Soviet nuclear disasters film opens in Copenhagen

12 November 2013

A film about the impact of a series of nuclear accidents in Russia’s southern Urals was screened at CPH:DOX, a documentary festival in Copenhagen this week. Metamorphosen (2013) by director Sebastian Mez is a tragic piece about environmental devastation, in this case the result of a series of accidents at Mayak, one of Russia’s largest nuclear facilities. The area surrounding the plant is “the most radioactively polluted place on earth”, according to the Worldwatch Institute, a US-based environmental organisation.

However, unlike the disasters at Chernobyl or Fukushima, the radioactive explosions at Mayak were kept under wrap throughout the Soviet Union. The worst incident occurred on 29 September 1957 when a tank containing highly radioactive waste exploded at Mayak, an accident that was only revealed 30 years later during perestroika.

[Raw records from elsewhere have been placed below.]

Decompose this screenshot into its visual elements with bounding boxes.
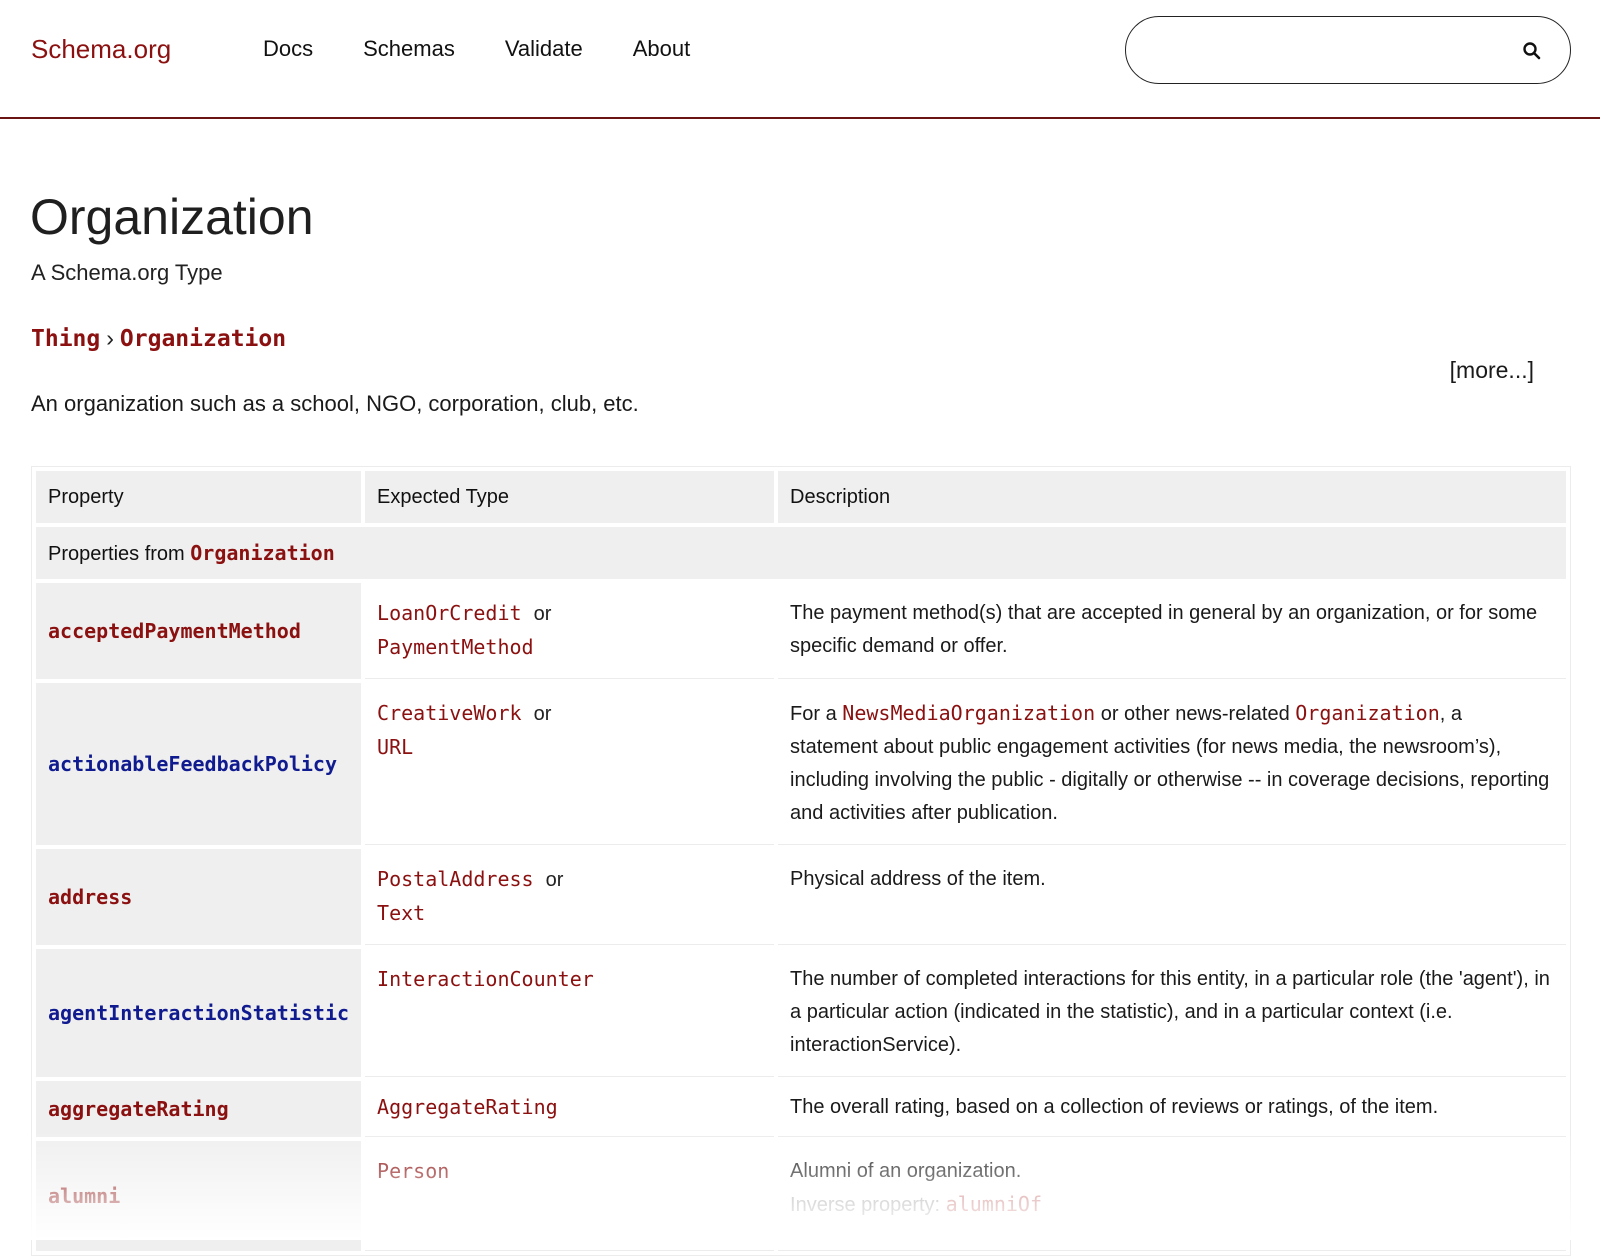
header-expected-type: Expected Type — [365, 471, 775, 523]
table-row: aggregateRating AggregateRating The over… — [36, 1081, 1566, 1137]
or-text: or — [533, 703, 552, 725]
type-link[interactable]: InteractionCounter — [377, 967, 594, 991]
property-link[interactable]: aggregateRating — [48, 1097, 229, 1121]
type-link[interactable]: AggregateRating — [377, 1095, 558, 1119]
table-row: alumni Person Alumni of an organization.… — [36, 1141, 1566, 1251]
search-icon — [1523, 42, 1541, 60]
description-text: or other news-related — [1095, 703, 1296, 725]
header-property: Property — [36, 471, 362, 523]
properties-table: Property Expected Type Description Prope… — [31, 466, 1571, 1256]
property-cell: acceptedPaymentMethod — [36, 583, 362, 679]
types-cell: InteractionCounter — [365, 949, 775, 1077]
types-cell: PostalAddress or Text — [365, 849, 775, 945]
property-cell: alumni — [36, 1141, 362, 1251]
nav-schemas[interactable]: Schemas — [363, 36, 455, 62]
type-link[interactable]: LoanOrCredit — [377, 601, 522, 625]
site-header: Schema.org Docs Schemas Validate About — [0, 0, 1600, 119]
description-cell: The payment method(s) that are accepted … — [778, 583, 1566, 679]
table-row: actionableFeedbackPolicy CreativeWork or… — [36, 683, 1566, 845]
property-cell: actionableFeedbackPolicy — [36, 683, 362, 845]
property-link[interactable]: address — [48, 885, 132, 909]
type-link[interactable]: Text — [377, 901, 425, 925]
table-row: agentInteractionStatistic InteractionCou… — [36, 949, 1566, 1077]
description-text: For a — [790, 703, 843, 725]
inverse-label: Inverse property: — [790, 1194, 946, 1216]
search-button[interactable] — [1520, 39, 1544, 63]
types-cell: LoanOrCredit or PaymentMethod — [365, 583, 775, 679]
page-title: Organization — [30, 189, 314, 245]
property-cell: address — [36, 849, 362, 945]
description-cell: For a NewsMediaOrganization or other new… — [778, 683, 1566, 845]
site-logo-link[interactable]: Schema.org — [31, 34, 171, 65]
type-link[interactable]: PostalAddress — [377, 867, 534, 891]
property-link[interactable]: agentInteractionStatistic — [48, 1001, 349, 1025]
description-cell: The number of completed interactions for… — [778, 949, 1566, 1077]
description-cell: Physical address of the item. — [778, 849, 1566, 945]
description-cell: The overall rating, based on a collectio… — [778, 1081, 1566, 1137]
breadcrumb-thing[interactable]: Thing — [31, 326, 100, 352]
type-link[interactable]: URL — [377, 735, 413, 759]
table-row: acceptedPaymentMethod LoanOrCredit or Pay… — [36, 583, 1566, 679]
table-header-row: Property Expected Type Description — [36, 471, 1566, 523]
main-nav: Docs Schemas Validate About — [263, 36, 740, 62]
description-text: Alumni of an organization. — [790, 1160, 1022, 1182]
inverse-property: Inverse property: alumniOf — [790, 1192, 1042, 1216]
breadcrumb-separator: › — [106, 325, 114, 351]
inverse-property-link[interactable]: alumniOf — [946, 1192, 1042, 1216]
description-cell: Alumni of an organization. Inverse proper… — [778, 1141, 1566, 1251]
header-description: Description — [778, 471, 1566, 523]
search-input[interactable] — [1152, 31, 1496, 71]
property-cell: aggregateRating — [36, 1081, 362, 1137]
nav-docs[interactable]: Docs — [263, 36, 313, 62]
type-link[interactable]: PaymentMethod — [377, 635, 534, 659]
group-heading: Properties from Organization — [36, 527, 1566, 579]
type-link[interactable]: Person — [377, 1159, 449, 1183]
type-link[interactable]: CreativeWork — [377, 701, 522, 725]
description-link[interactable]: NewsMediaOrganization — [842, 701, 1095, 725]
nav-about[interactable]: About — [633, 36, 691, 62]
description-link[interactable]: Organization — [1295, 701, 1440, 725]
breadcrumb-organization[interactable]: Organization — [120, 326, 286, 352]
property-link[interactable]: alumni — [48, 1184, 120, 1208]
property-link[interactable]: actionableFeedbackPolicy — [48, 752, 337, 776]
types-cell: Person — [365, 1141, 775, 1251]
more-link[interactable]: [more...] — [1450, 357, 1534, 384]
or-text: or — [533, 603, 552, 625]
table-row: address PostalAddress or Text Physical ad… — [36, 849, 1566, 945]
group-row: Properties from Organization — [36, 527, 1566, 579]
nav-validate[interactable]: Validate — [505, 36, 583, 62]
types-cell: CreativeWork or URL — [365, 683, 775, 845]
property-cell: agentInteractionStatistic — [36, 949, 362, 1077]
or-text: or — [545, 869, 564, 891]
property-link[interactable]: acceptedPaymentMethod — [48, 619, 301, 643]
search-box — [1125, 16, 1571, 84]
page-subtitle: A Schema.org Type — [31, 260, 223, 285]
group-type-link[interactable]: Organization — [190, 541, 335, 565]
type-description: An organization such as a school, NGO, c… — [31, 391, 639, 416]
group-prefix: Properties from — [48, 542, 191, 565]
breadcrumb: Thing › Organization — [31, 325, 286, 352]
types-cell: AggregateRating — [365, 1081, 775, 1137]
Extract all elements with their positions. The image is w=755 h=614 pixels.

Shot in black-and-white, the snowy landscape in the southern Urals is overlaid by recordings of locals who recall among other events the time when the Techa River turned green. Occasional close-ups, showing their faces, have a powerful and haunting affect. The one optimistic note running throughout the film come from interviews with people, such as Andrei, a forest guard, who have dedicated their life to the protection of the natural environment in the area near Mayak.

Elsewhere in the festival, a selection of films curated by Chinese artist Ai Weiwei included several masterpieces of Russian cinema such as Andrei Tarkovsky’s Andrei Rublev (1966) and The Fall of the Romanov Dynasty by pioneering female Soviet filmmaker Esfir Shub. The festival runs until 17 November in various locations in Copenhagen.